И дальше шел рассказ о том, как Молотова была пленена налетчиками и очутилась в хазе, о гражданской же войне больше не упоминалось. Война эта, таким образом, послужила лишь для того, чтобы подчеркнуть необычность обстановки, и для того, чтобы сдвинуть людей с привычных мест. Во всем же остальном это был рассказ, который, после маленькой перестановки, мог сойти и за вещь… из мексиканского быта.
Приблизительно так же брали «блат» и фэксы в «Чертовом колесе». Тоже и И. Сельвинский, Мотька Малхемувес которого перекликался с «блемой» каверинских налетчиков тем, что был первый «блатной» и — «любил родительного падежа».
Все это были эстетические вещи, но откровенно-эстетические, и как таковые они держались.
Претенциозней у Леонова. Его «ворье» без шикарной философии и без «драгоценного нарыва» не может. Однако «нарыв» от этого не перестал быть условным. Потому что «нарыв» — «нарывом», а «блат» — «блатом».
Леонов — в процессе написания романа — надеялся, очевидно, свести концы с концами, но испытанные романные пружины погнулись и уже не подбрасывают вверх — и писатель просчитался с мотивировками.
Ибо что делает Митька в романе, после того как он порубил пленного капитана и был исключен из партии?
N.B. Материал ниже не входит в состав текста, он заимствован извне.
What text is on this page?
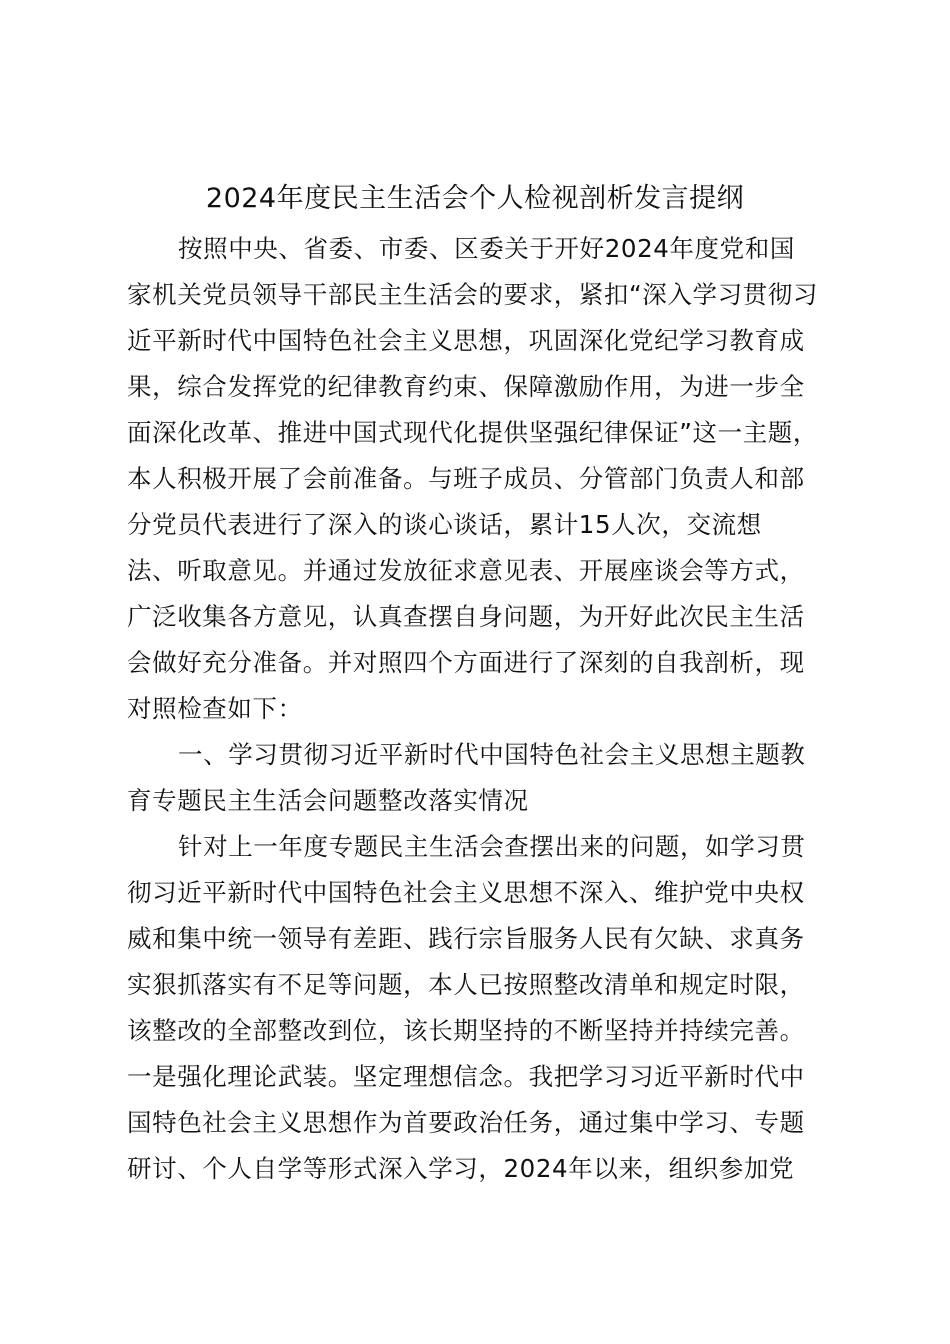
2024年度民主生活会个人检视剖析发言提纲
按照中央、省委、市委、区委关于开好2024年度党和国
家机关党员领导干部民主生活会的要求，紧扣“深入学习贯彻习
近平新时代中国特色社会主义思想，巩固深化党纪学习教育成
果，综合发挥党的纪律教育约束、保障激励作用，为进一步全
面深化改革、推进中国式现代化提供坚强纪律保证”这一主题，
本人积极开展了会前准备。与班子成员、分管部门负责人和部
分党员代表进行了深入的谈心谈话，累计15人次，交流想
法、听取意见。并通过发放征求意见表、开展座谈会等方式，
广泛收集各方意见，认真查摆自身问题，为开好此次民主生活
会做好充分准备。并对照四个方面进行了深刻的自我剖析，现
对照检查如下：
一、学习贯彻习近平新时代中国特色社会主义思想主题教
育专题民主生活会问题整改落实情况
针对上一年度专题民主生活会查摆出来的问题，如学习贯
彻习近平新时代中国特色社会主义思想不深入、维护党中央权
威和集中统一领导有差距、践行宗旨服务人民有欠缺、求真务
实狠抓落实有不足等问题，本人已按照整改清单和规定时限，
该整改的全部整改到位，该长期坚持的不断坚持并持续完善。
一是强化理论武装。坚定理想信念。我把学习习近平新时代中
国特色社会主义思想作为首要政治任务，通过集中学习、专题
研讨、个人自学等形式深入学习，2024年以来，组织参加党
Он совершает налеты. Но получается дико и комично. Походит-походит Митька около своей возлюбленной, поболеет о судьбах революции и опять кого-нибудь обворует.
Следующие тексты говорятся Митькой или относятся к Митьке — и вообще связаны с одним и тем же персонажем.
«Какая дрянь смеет бахвалиться, что она отдала слишком много революции, что она породила ее?»
«Но кто из нас остался честен перед революцией и ожоги ее… выносил до конца?»
«Он был тот, на которого глядел весь воровский мир, блат, ища себе примера».
«Гастролировал полтора месяца за границей… Тройная инкассовая афера… потрясла знатоков этого дела.
Целые откровения по шниферному искусству».
Пока Митька просто крал, все это было еще сносно. Он и вообще-то двигается в романе от кражи к краже. Но когда дело дошло до «откровений по шниферному искусству» и недавний комиссар превратился в «Рокамболя с русским коэффициентиком», казалось бы, для него не осталось уже никакого другого честного выхода, кроме высшей меры.
Но леоновский герой недаром — литературный герой, недаром — обобщение. Он состоит из двух половинок — двустворчатый. Руки — «шниферовские», а лоб — «бунтовской». С одной стороны, главвор, а с другой — главкающийся.
И вот окружающие начинают в романе передавать друг другу «про посещение Митькой (это Рокамболем-то! — П. Н.) Дома союзов, где стоял гроб с Лениным».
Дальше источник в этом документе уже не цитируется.